Posted Dec 18, 2014 by Martin Armstrong
President Barack Obama intends to sign a bill that would hammer even new sanctions on Russia and provide weapons to Ukraine. The legislation would impose sanctions on Russian defense companies tied to unrest in Ukraine. White House spokesman Josh Earnest said Obama “does intend to sign” the bill despite some concerns about the legislation. Separately, Jason Furman, chairman of Obama’s Council of Economic Advisers, told reporters Russia’s economic problems are of its “own making” but downplayed their effect on the U.S. economy.
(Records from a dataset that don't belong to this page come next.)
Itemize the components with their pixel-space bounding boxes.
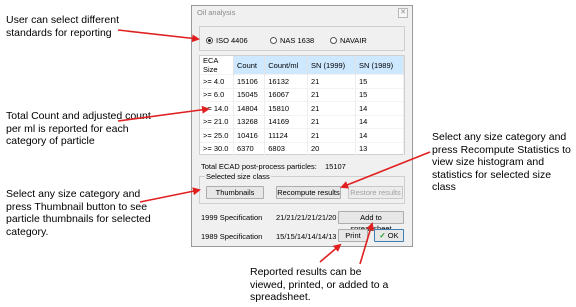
cell-eca-size: >= 25.0 — [200, 128, 234, 142]
spec-1989-label: 1989 Specification — [201, 232, 263, 241]
cell-count: 10416 — [233, 128, 266, 142]
add-to-spreadsheet-button[interactable]: Add to spreadsheet — [338, 211, 404, 233]
total-particles-label: Total ECAD post-process particles: — [201, 162, 317, 171]
spec-1999-row: 1999 Specification 21/21/21/21/21/20 — [201, 213, 336, 222]
table-row[interactable]: >= 14.0 14804 15810 21 14 — [200, 101, 405, 115]
cell-count-per-ml: 15810 — [264, 101, 308, 115]
cell-count: 13268 — [233, 114, 266, 129]
column-header-sn-1989[interactable]: SN (1989) — [355, 56, 405, 75]
cell-sn-1999: 20 — [307, 141, 356, 155]
total-particles-value: 15107 — [324, 162, 346, 171]
oil-analysis-dialog: Oil analysis ✕ ISO 4406 NAS 1638 NAVAIR … — [191, 5, 413, 247]
spec-1989-value: 15/15/14/14/14/13 — [276, 232, 337, 241]
selected-size-class-group: Selected size class Thumbnails Recompute… — [199, 172, 405, 204]
cell-count: 15106 — [233, 74, 266, 88]
results-table: ECA Size Count Count/ml SN (1999) SN (19… — [199, 55, 405, 155]
cell-count: 6370 — [233, 141, 266, 155]
total-particles-line: Total ECAD post-process particles: 15107 — [201, 162, 346, 171]
arrow-to-print — [319, 243, 342, 263]
column-header-eca-size[interactable]: ECA Size — [200, 56, 234, 75]
cell-count: 15045 — [233, 87, 266, 102]
checkmark-icon: ✓ — [379, 231, 386, 240]
cell-sn-1999: 21 — [307, 74, 356, 88]
cell-sn-1999: 21 — [307, 101, 356, 115]
radio-nas-1638[interactable]: NAS 1638 — [270, 36, 314, 45]
size-class-label: Selected size class — [205, 172, 271, 181]
cell-eca-size: >= 21.0 — [200, 114, 234, 129]
table-row[interactable]: >= 30.0 6370 6803 20 13 — [200, 141, 405, 155]
dialog-titlebar: Oil analysis ✕ — [192, 6, 412, 21]
column-header-count[interactable]: Count — [233, 56, 266, 75]
arrow-to-standards — [117, 29, 200, 43]
cell-count-per-ml: 14169 — [264, 114, 308, 129]
dialog-title: Oil analysis — [197, 8, 236, 17]
cell-sn-1989: 14 — [355, 101, 405, 115]
spec-1989-row: 1989 Specification 15/15/14/14/14/13 — [201, 232, 336, 241]
close-icon[interactable]: ✕ — [398, 8, 408, 18]
recompute-results-button[interactable]: Recompute results — [276, 186, 341, 199]
annotation-recompute: Select any size category and press Recom… — [432, 131, 571, 193]
cell-eca-size: >= 6.0 — [200, 87, 234, 102]
column-header-count-per-ml[interactable]: Count/ml — [264, 56, 308, 75]
cell-eca-size: >= 4.0 — [200, 74, 234, 88]
print-button[interactable]: Print — [338, 229, 368, 242]
table-header-row: ECA Size Count Count/ml SN (1999) SN (19… — [200, 56, 405, 75]
annotation-select-standards: User can select different standards for … — [6, 14, 120, 39]
cell-sn-1989: 15 — [355, 87, 405, 102]
cell-eca-size: >= 14.0 — [200, 101, 234, 115]
cell-eca-size: >= 30.0 — [200, 141, 234, 155]
radio-navair[interactable]: NAVAIR — [330, 36, 367, 45]
cell-sn-1989: 13 — [355, 141, 405, 155]
radio-iso-4406[interactable]: ISO 4406 — [206, 36, 248, 45]
cell-count: 14804 — [233, 101, 266, 115]
ok-button-label: OK — [387, 231, 399, 240]
radio-unselected-icon — [330, 37, 337, 44]
column-header-sn-1999[interactable]: SN (1999) — [307, 56, 356, 75]
cell-sn-1999: 21 — [307, 114, 356, 129]
ok-button[interactable]: ✓ OK — [374, 229, 404, 242]
cell-sn-1989: 14 — [355, 114, 405, 129]
cell-count-per-ml: 11124 — [264, 128, 308, 142]
restore-results-button[interactable]: Restore results — [348, 186, 403, 199]
cell-sn-1999: 21 — [307, 128, 356, 142]
annotation-thumbnails: Select any size category and press Thumb… — [6, 188, 151, 238]
cell-count-per-ml: 16067 — [264, 87, 308, 102]
table-row[interactable]: >= 21.0 13268 14169 21 14 — [200, 114, 405, 129]
table-row[interactable]: >= 25.0 10416 11124 21 14 — [200, 128, 405, 142]
radio-selected-icon — [206, 37, 213, 44]
annotation-reported: Reported results can be viewed, printed,… — [250, 266, 389, 303]
cell-count-per-ml: 6803 — [264, 141, 308, 155]
annotation-total-count: Total Count and adjusted count per ml is… — [6, 110, 151, 147]
radio-unselected-icon — [270, 37, 277, 44]
cell-sn-1999: 21 — [307, 87, 356, 102]
spec-1999-label: 1999 Specification — [201, 213, 263, 222]
cell-count-per-ml: 16132 — [264, 74, 308, 88]
table-row[interactable]: >= 4.0 15106 16132 21 15 — [200, 74, 405, 88]
standards-group: ISO 4406 NAS 1638 NAVAIR — [199, 26, 405, 51]
thumbnails-button[interactable]: Thumbnails — [206, 186, 264, 199]
table-row[interactable]: >= 6.0 15045 16067 21 15 — [200, 87, 405, 102]
cell-sn-1989: 15 — [355, 74, 405, 88]
cell-sn-1989: 14 — [355, 128, 405, 142]
spec-1999-value: 21/21/21/21/21/20 — [276, 213, 337, 222]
Clearly, Furman is unfamiliar with international economics for he cannot see that this is a worldwide crash in emerging markets.
The Pimco fund for emerging markets held Russian government and corporate bonds in the amount of 800 million US dollars. The fund has lost nine percent of its value on the last Monday alone. The sanctions against Russia have impacted almost every sector including manufacture and agriculture.
Even in Europe, the Russian Crisis is hitting European companies in all industries. The petroleum giant BP and Even BP-rival Royal Dutch Shell are involved in Russian projects. Then there were a European companies manufacturing cloths and leather jackets for the Russian market that have had the rug pulled out from beneath them first with the sanctions and now with the collapse in the ruble. European famers have been wiped out by the Russian sanctions.